Cover story: coping with chronic pain
Thousands of Hongkongers suffer some form of chronic pain. But medical specialists are offering new treatments tohelp sufferers rebuild their shattered lives, writesElaine Yau
When retiree Fong Yick-hung first felt a mild tingling sensation in the right side of his face 20 years ago, he had no idea that it would become a searing ache that would rack him day and night. The pain struck at all hours, and sometimes left the right side of his face immobile.
"I couldn't even speak as the slightest movement induced excruciating pain," he says.
Fong, 72, underwent all kinds of treatment including acupuncture and physiotherapy, but to no avail.

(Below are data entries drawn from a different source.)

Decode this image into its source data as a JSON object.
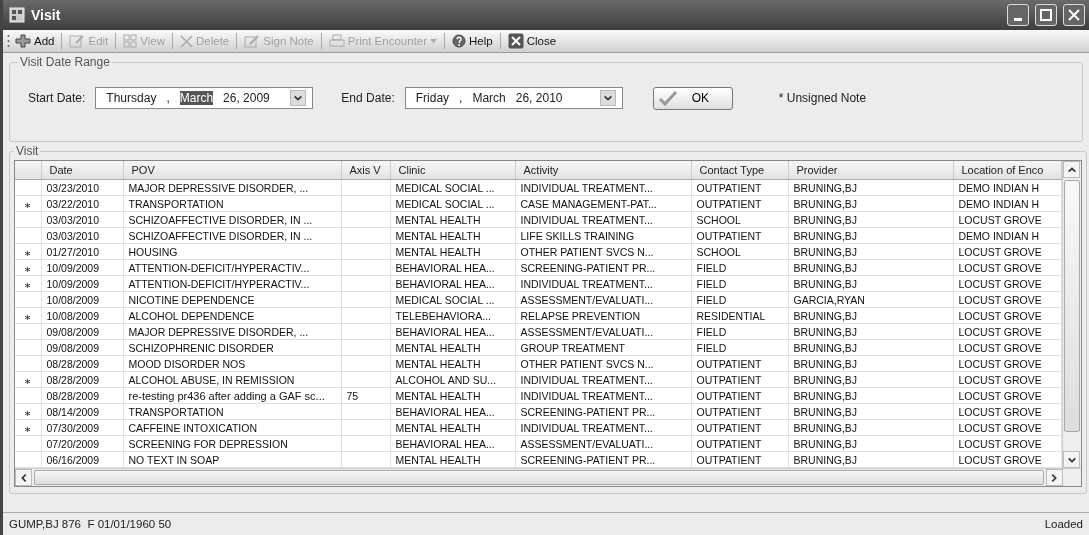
{
  "window": {
    "title": "Visit"
  },
  "toolbar": [
    {
      "kind": "add",
      "label": "Add",
      "disabled": false
    },
    {
      "kind": "edit",
      "label": "Edit",
      "disabled": true
    },
    {
      "kind": "view",
      "label": "View",
      "disabled": true
    },
    {
      "kind": "delete",
      "label": "Delete",
      "disabled": true
    },
    {
      "kind": "sign",
      "label": "Sign Note",
      "disabled": true
    },
    {
      "kind": "print",
      "label": "Print Encounter",
      "disabled": true,
      "dropdown": true
    },
    {
      "kind": "help",
      "label": "Help",
      "disabled": false
    },
    {
      "kind": "close",
      "label": "Close",
      "disabled": false
    }
  ],
  "date_range": {
    "title": "Visit Date Range",
    "start": {
      "label": "Start Date:",
      "segments": [
        {
          "text": "Thursday",
          "selected": false
        },
        {
          "text": ",",
          "selected": false
        },
        {
          "text": "March",
          "selected": true
        },
        {
          "text": "26, 2009",
          "selected": false
        }
      ]
    },
    "end": {
      "label": "End Date:",
      "segments": [
        {
          "text": "Friday",
          "selected": false
        },
        {
          "text": ",",
          "selected": false
        },
        {
          "text": "March",
          "selected": false
        },
        {
          "text": "26, 2010",
          "selected": false
        }
      ]
    },
    "ok_button": "OK",
    "legend": "* Unsigned Note"
  },
  "visits": {
    "title": "Visit",
    "columns": [
      "Date",
      "POV",
      "Axis V",
      "Clinic",
      "Activity",
      "Contact Type",
      "Provider",
      "Location of Enco"
    ],
    "rows": [
      {
        "unsigned": false,
        "cells": [
          "03/23/2010",
          "MAJOR DEPRESSIVE DISORDER, ...",
          "",
          "MEDICAL SOCIAL ...",
          "INDIVIDUAL TREATMENT...",
          "OUTPATIENT",
          "BRUNING,BJ",
          "DEMO INDIAN H"
        ]
      },
      {
        "unsigned": true,
        "cells": [
          "03/22/2010",
          "TRANSPORTATION",
          "",
          "MEDICAL SOCIAL ...",
          "CASE MANAGEMENT-PAT...",
          "OUTPATIENT",
          "BRUNING,BJ",
          "DEMO INDIAN H"
        ]
      },
      {
        "unsigned": false,
        "cells": [
          "03/03/2010",
          "SCHIZOAFFECTIVE DISORDER, IN ...",
          "",
          "MENTAL HEALTH",
          "INDIVIDUAL TREATMENT...",
          "SCHOOL",
          "BRUNING,BJ",
          "LOCUST GROVE"
        ]
      },
      {
        "unsigned": false,
        "cells": [
          "03/03/2010",
          "SCHIZOAFFECTIVE DISORDER, IN ...",
          "",
          "MENTAL HEALTH",
          "LIFE SKILLS TRAINING",
          "OUTPATIENT",
          "BRUNING,BJ",
          "DEMO INDIAN H"
        ]
      },
      {
        "unsigned": true,
        "cells": [
          "01/27/2010",
          "HOUSING",
          "",
          "MENTAL HEALTH",
          "OTHER PATIENT SVCS N...",
          "SCHOOL",
          "BRUNING,BJ",
          "LOCUST GROVE"
        ]
      },
      {
        "unsigned": true,
        "cells": [
          "10/09/2009",
          "ATTENTION-DEFICIT/HYPERACTIV...",
          "",
          "BEHAVIORAL HEA...",
          "SCREENING-PATIENT PR...",
          "FIELD",
          "BRUNING,BJ",
          "LOCUST GROVE"
        ]
      },
      {
        "unsigned": true,
        "cells": [
          "10/09/2009",
          "ATTENTION-DEFICIT/HYPERACTIV...",
          "",
          "BEHAVIORAL HEA...",
          "INDIVIDUAL TREATMENT...",
          "FIELD",
          "BRUNING,BJ",
          "LOCUST GROVE"
        ]
      },
      {
        "unsigned": false,
        "cells": [
          "10/08/2009",
          "NICOTINE DEPENDENCE",
          "",
          "MEDICAL SOCIAL ...",
          "ASSESSMENT/EVALUATI...",
          "FIELD",
          "GARCIA,RYAN",
          "LOCUST GROVE"
        ]
      },
      {
        "unsigned": true,
        "cells": [
          "10/08/2009",
          "ALCOHOL DEPENDENCE",
          "",
          "TELEBEHAVIORA...",
          "RELAPSE PREVENTION",
          "RESIDENTIAL",
          "BRUNING,BJ",
          "LOCUST GROVE"
        ]
      },
      {
        "unsigned": false,
        "cells": [
          "09/08/2009",
          "MAJOR DEPRESSIVE DISORDER, ...",
          "",
          "BEHAVIORAL HEA...",
          "ASSESSMENT/EVALUATI...",
          "FIELD",
          "BRUNING,BJ",
          "LOCUST GROVE"
        ]
      },
      {
        "unsigned": false,
        "cells": [
          "09/08/2009",
          "SCHIZOPHRENIC DISORDER",
          "",
          "MENTAL HEALTH",
          "GROUP TREATMENT",
          "FIELD",
          "BRUNING,BJ",
          "LOCUST GROVE"
        ]
      },
      {
        "unsigned": false,
        "cells": [
          "08/28/2009",
          "MOOD DISORDER NOS",
          "",
          "MENTAL HEALTH",
          "OTHER PATIENT SVCS N...",
          "OUTPATIENT",
          "BRUNING,BJ",
          "LOCUST GROVE"
        ]
      },
      {
        "unsigned": true,
        "cells": [
          "08/28/2009",
          "ALCOHOL ABUSE, IN REMISSION",
          "",
          "ALCOHOL AND SU...",
          "INDIVIDUAL TREATMENT...",
          "OUTPATIENT",
          "BRUNING,BJ",
          "LOCUST GROVE"
        ]
      },
      {
        "unsigned": false,
        "cells": [
          "08/28/2009",
          "re-testing pr436 after adding a GAF sc...",
          "75",
          "MENTAL HEALTH",
          "INDIVIDUAL TREATMENT...",
          "OUTPATIENT",
          "BRUNING,BJ",
          "LOCUST GROVE"
        ]
      },
      {
        "unsigned": true,
        "cells": [
          "08/14/2009",
          "TRANSPORTATION",
          "",
          "BEHAVIORAL HEA...",
          "SCREENING-PATIENT PR...",
          "OUTPATIENT",
          "BRUNING,BJ",
          "LOCUST GROVE"
        ]
      },
      {
        "unsigned": true,
        "cells": [
          "07/30/2009",
          "CAFFEINE INTOXICATION",
          "",
          "MENTAL HEALTH",
          "INDIVIDUAL TREATMENT...",
          "OUTPATIENT",
          "BRUNING,BJ",
          "LOCUST GROVE"
        ]
      },
      {
        "unsigned": false,
        "cells": [
          "07/20/2009",
          "SCREENING FOR DEPRESSION",
          "",
          "BEHAVIORAL HEA...",
          "ASSESSMENT/EVALUATI...",
          "OUTPATIENT",
          "BRUNING,BJ",
          "LOCUST GROVE"
        ]
      },
      {
        "unsigned": false,
        "cells": [
          "06/16/2009",
          "NO TEXT IN SOAP",
          "",
          "MENTAL HEALTH",
          "SCREENING-PATIENT PR...",
          "OUTPATIENT",
          "BRUNING,BJ",
          "LOCUST GROVE"
        ]
      }
    ]
  },
  "status_bar": {
    "patient": "GUMP,BJ 876  F 01/01/1960 50",
    "state": "Loaded"
  }
}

His respite came only in 2009 when a public hospital doctor transferred him to pain management specialists at Queen Mary Hospital.
In 2010, he underwent minimally-invasive surgery, where high-frequency radio waves were used to cauterise the trigeminal nerve, the largest cranial nerve that conducts sensations from the upper, middle and lower portions of the face and oral cavity to the brain.

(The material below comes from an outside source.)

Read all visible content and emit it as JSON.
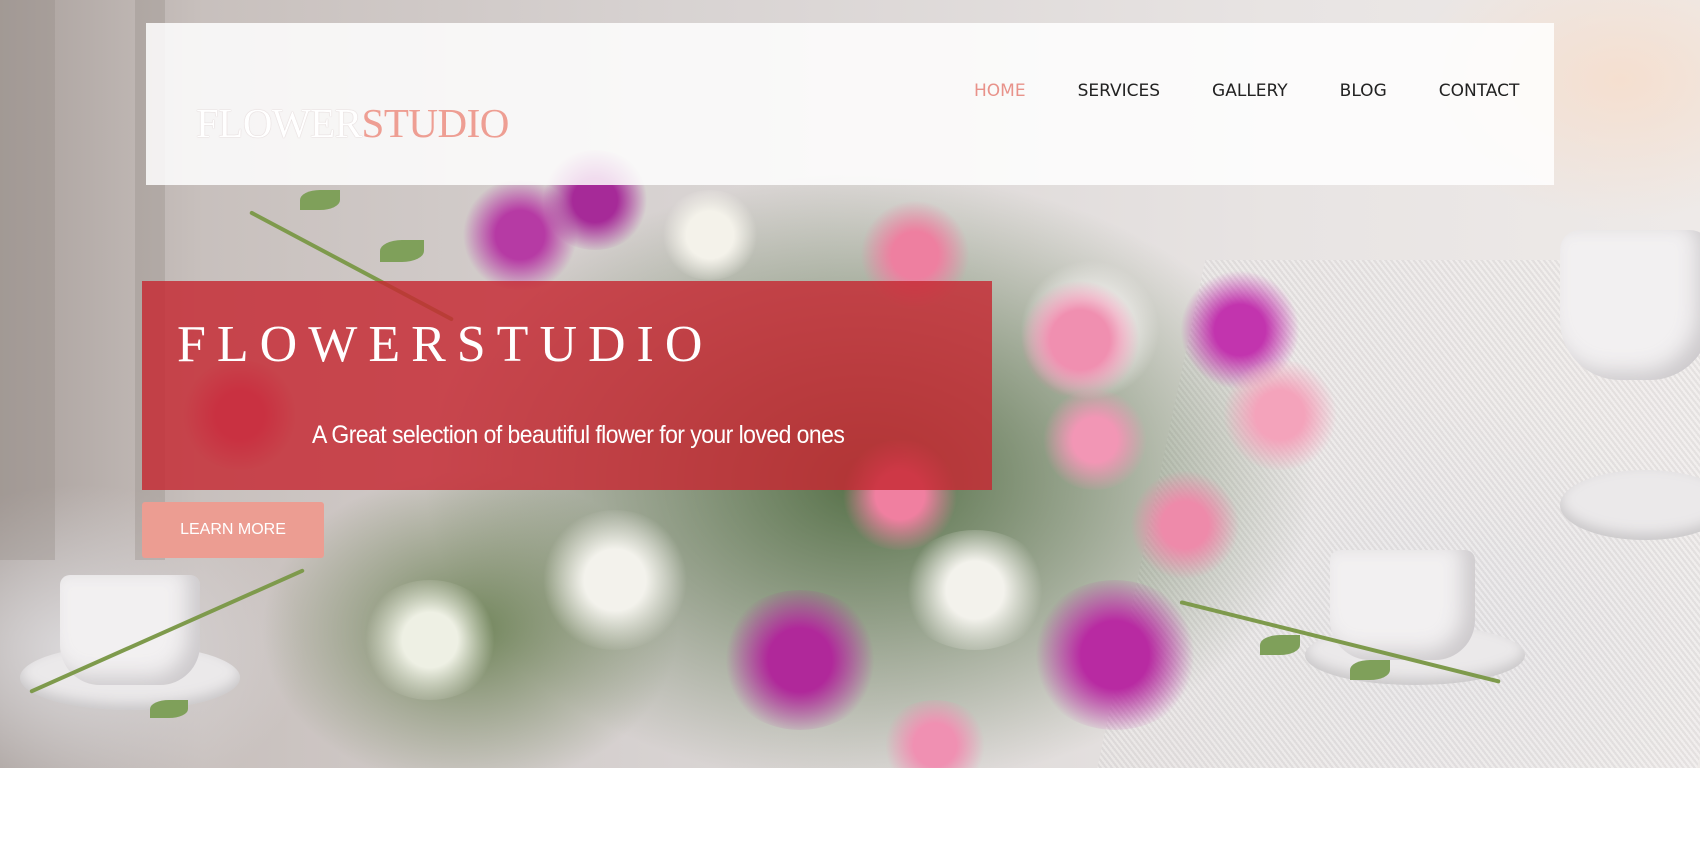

"I only feel numbness on the right side of my face now, which is way better than the pain," says Fong. "But, so far, no one can tell me what initiated the pain."
Pain management specialists say an insufficient understanding of the physiology of pain means many people suffer from chronic pain without obvious causes. To increase knowledge of pain treatments, the University of Hong Kong Li Ka Shing Faculty of Medicine recently set up the city's first Laboratory and Clinical Research Institute for Pain with HK$1.5 million in funding from the faculty and government.